While I don't speak for Apple, we ran into this with Daylite Server, and found out that you shouldn't be using those calls.

I got a similar response, I had been using NSHost previously and hadn't noticed any delay so assumed it was using a local backing store. I ran the same code on the network at WWDC and observed one minute plus delays as it waited for a multicast response.

This gave rise to my new rule, test all network applications under WWDC network conditions, there's no replacement.

Basically, your computer is NOT the authority on your computer's host name. The DNS system is the authority. So these calls tend to trigger DNS lookups, at which point you're at the mercy of DNS, especially badly configured DNS, or DNS servers that are down, or what-have-you.

That's true. Perhaps the problem here lies in the interaction between DNS and mDNS. I really just want my local mDNS name, nothing more.

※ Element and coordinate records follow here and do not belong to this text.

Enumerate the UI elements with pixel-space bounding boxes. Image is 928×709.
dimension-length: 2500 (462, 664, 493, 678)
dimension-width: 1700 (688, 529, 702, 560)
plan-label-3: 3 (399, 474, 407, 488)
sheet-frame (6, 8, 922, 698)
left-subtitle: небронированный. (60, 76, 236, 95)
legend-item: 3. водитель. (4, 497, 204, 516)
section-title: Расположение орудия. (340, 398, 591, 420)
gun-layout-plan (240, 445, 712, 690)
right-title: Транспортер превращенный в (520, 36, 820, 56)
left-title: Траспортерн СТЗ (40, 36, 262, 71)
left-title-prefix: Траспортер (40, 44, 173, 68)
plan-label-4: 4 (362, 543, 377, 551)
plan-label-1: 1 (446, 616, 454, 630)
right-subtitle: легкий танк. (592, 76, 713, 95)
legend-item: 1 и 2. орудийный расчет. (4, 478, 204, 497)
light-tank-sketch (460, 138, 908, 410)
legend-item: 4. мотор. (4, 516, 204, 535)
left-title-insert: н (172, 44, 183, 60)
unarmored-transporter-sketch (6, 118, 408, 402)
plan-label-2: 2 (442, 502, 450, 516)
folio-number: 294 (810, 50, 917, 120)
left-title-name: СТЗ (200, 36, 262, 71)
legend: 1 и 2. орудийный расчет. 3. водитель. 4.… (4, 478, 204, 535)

Perhaps it's worth noting that in 10.6 the DNS responder and mDNSResponder are one in the same. It's now the system wide lookup demon so that there's one authoritative local cache.

You haven't mentioned what you need the machine name for; as a miscellaneous networking example you can pass NULL for the host parameter to DNSServiceRegister which registers it for the current host and tracks changes; depending on wether you need it to pass to another API or if you need to display/otherwise use it you might get away with nil/NULL.